Bu tip sözleşmeler, tıpta, takma diş ya da bir yapay göz yapımı vb. gibi durumlarda söz konusudur. Böylece hekim sorumluluğunun bir sözleşmeye dayanması zorluklar yaratır. Çünkü sözleşme ile taraflar, üzerine aldıkları şeyleri tayin ederler ve sorumluluk yalnızca üzerinde anlaşma yapılan eylemin olası sonuçlarından ortaya çıkar. Ancak bazı durumlar vardır ki hekim ile hastası arasında açıkça konuşulamaz.
Hekim, diş hekimi-hasta ilişkisinin gayesi, hastaya estetikle ve diş tedavileri ile ilgili uygulamalarda açıklanabilen en iyi sağlık değerlerini seçmesi ve saptamasıdır. Hekimin ve diş hekiminin hastanın klinik durumu hakkında bilgi vermesi gerekir.
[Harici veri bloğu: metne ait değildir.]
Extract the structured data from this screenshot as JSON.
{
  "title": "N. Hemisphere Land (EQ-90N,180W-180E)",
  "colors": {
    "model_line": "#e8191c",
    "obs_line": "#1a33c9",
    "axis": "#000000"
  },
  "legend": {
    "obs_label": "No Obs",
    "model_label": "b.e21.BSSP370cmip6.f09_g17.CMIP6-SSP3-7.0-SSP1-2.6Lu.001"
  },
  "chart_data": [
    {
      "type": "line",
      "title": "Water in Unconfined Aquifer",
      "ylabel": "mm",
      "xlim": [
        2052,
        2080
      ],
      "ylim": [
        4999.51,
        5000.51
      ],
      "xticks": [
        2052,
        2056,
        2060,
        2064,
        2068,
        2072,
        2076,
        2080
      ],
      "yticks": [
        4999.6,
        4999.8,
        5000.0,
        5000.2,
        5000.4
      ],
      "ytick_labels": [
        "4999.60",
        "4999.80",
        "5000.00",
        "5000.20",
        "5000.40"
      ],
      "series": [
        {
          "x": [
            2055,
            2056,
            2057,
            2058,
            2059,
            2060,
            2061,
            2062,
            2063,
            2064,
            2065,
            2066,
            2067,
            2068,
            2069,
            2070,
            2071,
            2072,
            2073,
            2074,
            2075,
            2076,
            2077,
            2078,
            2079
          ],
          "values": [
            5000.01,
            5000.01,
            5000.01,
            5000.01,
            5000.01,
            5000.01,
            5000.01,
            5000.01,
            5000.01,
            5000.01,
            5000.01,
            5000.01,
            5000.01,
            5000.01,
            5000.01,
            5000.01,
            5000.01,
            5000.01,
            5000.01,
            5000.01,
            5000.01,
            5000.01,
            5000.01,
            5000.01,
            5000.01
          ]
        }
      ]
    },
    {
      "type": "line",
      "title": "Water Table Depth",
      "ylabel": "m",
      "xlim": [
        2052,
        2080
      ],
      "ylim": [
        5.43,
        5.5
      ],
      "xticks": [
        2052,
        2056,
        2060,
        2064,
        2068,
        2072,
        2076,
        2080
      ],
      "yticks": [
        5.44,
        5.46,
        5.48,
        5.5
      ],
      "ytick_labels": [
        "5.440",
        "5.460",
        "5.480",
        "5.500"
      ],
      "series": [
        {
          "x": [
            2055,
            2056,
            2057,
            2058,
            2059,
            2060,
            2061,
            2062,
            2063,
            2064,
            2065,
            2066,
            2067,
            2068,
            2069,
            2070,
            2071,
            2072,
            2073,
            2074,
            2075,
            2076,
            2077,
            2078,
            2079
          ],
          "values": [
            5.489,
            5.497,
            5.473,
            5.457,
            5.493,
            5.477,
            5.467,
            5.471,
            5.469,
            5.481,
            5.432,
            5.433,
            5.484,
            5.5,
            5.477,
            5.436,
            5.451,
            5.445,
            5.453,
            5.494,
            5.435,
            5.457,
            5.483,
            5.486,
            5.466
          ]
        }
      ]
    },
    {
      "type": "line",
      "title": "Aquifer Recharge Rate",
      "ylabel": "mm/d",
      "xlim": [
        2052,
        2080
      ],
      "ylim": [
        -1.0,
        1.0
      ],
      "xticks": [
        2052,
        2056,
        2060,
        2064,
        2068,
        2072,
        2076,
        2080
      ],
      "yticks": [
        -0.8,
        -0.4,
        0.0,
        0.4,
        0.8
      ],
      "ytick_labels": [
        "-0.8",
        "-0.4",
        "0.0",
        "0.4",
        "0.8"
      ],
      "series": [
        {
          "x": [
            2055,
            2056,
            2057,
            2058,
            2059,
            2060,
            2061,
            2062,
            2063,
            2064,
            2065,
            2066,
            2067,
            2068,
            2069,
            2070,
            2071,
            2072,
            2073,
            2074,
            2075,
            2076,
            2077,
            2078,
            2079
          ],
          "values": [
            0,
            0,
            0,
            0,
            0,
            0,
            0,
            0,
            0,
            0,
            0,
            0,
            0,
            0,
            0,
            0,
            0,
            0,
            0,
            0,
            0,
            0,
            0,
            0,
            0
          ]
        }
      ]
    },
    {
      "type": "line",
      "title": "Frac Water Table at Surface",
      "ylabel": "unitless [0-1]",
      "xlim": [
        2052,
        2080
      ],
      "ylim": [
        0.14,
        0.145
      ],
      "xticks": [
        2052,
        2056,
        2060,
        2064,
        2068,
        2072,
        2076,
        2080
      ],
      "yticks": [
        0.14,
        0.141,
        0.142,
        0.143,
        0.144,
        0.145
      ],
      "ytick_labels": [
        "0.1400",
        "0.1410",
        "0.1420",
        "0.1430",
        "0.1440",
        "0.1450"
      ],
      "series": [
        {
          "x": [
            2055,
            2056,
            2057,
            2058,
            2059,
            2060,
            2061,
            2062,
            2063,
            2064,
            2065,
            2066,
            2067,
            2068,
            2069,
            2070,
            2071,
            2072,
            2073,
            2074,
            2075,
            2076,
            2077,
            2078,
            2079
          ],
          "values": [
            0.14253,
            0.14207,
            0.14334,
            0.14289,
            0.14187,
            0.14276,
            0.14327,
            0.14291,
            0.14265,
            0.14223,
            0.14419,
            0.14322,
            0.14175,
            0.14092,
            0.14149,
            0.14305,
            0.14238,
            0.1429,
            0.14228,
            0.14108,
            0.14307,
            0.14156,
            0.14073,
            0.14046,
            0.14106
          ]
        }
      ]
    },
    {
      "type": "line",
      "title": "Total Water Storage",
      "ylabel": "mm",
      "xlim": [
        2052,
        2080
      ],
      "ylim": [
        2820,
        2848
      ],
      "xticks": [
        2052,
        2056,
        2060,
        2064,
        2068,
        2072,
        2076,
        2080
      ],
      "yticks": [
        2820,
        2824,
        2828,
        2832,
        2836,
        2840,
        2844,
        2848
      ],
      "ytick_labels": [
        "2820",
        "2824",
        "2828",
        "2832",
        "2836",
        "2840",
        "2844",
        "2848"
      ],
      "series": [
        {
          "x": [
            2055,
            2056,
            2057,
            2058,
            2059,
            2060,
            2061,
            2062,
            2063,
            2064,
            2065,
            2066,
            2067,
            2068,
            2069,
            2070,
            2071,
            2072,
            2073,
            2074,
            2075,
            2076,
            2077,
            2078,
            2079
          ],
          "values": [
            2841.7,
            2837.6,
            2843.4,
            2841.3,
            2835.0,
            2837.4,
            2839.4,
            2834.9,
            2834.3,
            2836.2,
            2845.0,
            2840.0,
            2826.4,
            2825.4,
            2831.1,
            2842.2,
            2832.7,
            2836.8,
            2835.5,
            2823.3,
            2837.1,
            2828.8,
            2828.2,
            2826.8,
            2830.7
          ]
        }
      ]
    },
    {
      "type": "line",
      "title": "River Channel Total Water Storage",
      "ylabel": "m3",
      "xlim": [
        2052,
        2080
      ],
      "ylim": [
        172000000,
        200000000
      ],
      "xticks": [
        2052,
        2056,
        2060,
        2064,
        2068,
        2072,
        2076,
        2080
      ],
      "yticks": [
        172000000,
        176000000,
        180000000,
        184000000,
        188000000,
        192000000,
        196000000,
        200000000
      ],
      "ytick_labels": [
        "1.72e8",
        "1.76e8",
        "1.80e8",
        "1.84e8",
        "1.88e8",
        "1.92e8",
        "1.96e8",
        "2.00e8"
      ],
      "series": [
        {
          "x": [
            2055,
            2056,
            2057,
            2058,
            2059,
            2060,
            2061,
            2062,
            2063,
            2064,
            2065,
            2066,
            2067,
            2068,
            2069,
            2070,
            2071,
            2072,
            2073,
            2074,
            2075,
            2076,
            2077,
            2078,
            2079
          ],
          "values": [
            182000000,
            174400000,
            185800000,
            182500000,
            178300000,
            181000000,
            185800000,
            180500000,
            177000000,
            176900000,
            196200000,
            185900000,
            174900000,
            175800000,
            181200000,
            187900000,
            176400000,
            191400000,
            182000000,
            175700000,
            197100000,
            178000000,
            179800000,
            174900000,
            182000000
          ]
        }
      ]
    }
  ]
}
Burada, hekim, diş hekimi ve hastanın, hastanın hangi çeşit sağlık uygulamalarını kabul edebileceği konusunda tartışmaları ve ahlaki kavramları da göz önüne alarak sağlıkla ilgili uygulamaların önemini bilerek sonuca varmaları gerekmektedir.
Bilindiği gibi son yıllarda hasta özerkliğine önem verilmektedir. Tıbbi uygulamalarda hastanın seçimi ve kontrolü önem kazanmaktadır. Bu durum bilgilendirici modeli ön plana çıkarmıştır. Bu üstünlüklerine rağmen birçokları bu tip ilişkiyi yeterli bulmamaktadır. Çünkü bu modelde, verilen bilgiler üzerinde yalnız hasta karar vermekte ve bu karara hekim ve diş hekimi de paylaşmacı olarak katılmamaktadır. Diş hekimi, hastaya bütün teknik bilgileri verir. Hasta ise diş tedavilerine ait risk ve yararlarının değerlendirilmesiyle ilgili subjektif düşüncesini belirtir. Bu yaklaşımda, bir hasta için en iyi tedavi yolunu seçmek için her iki tarafın da yardımı gerekir
Paylaşılmış karar verme olayında ise hekim ve hasta arasında karşılıklı bir diyalog sağlanır. Hastalar ve hekimler diyaloğu bir görev sayarak daha büyük bir anlayış ve kavramaya girerler.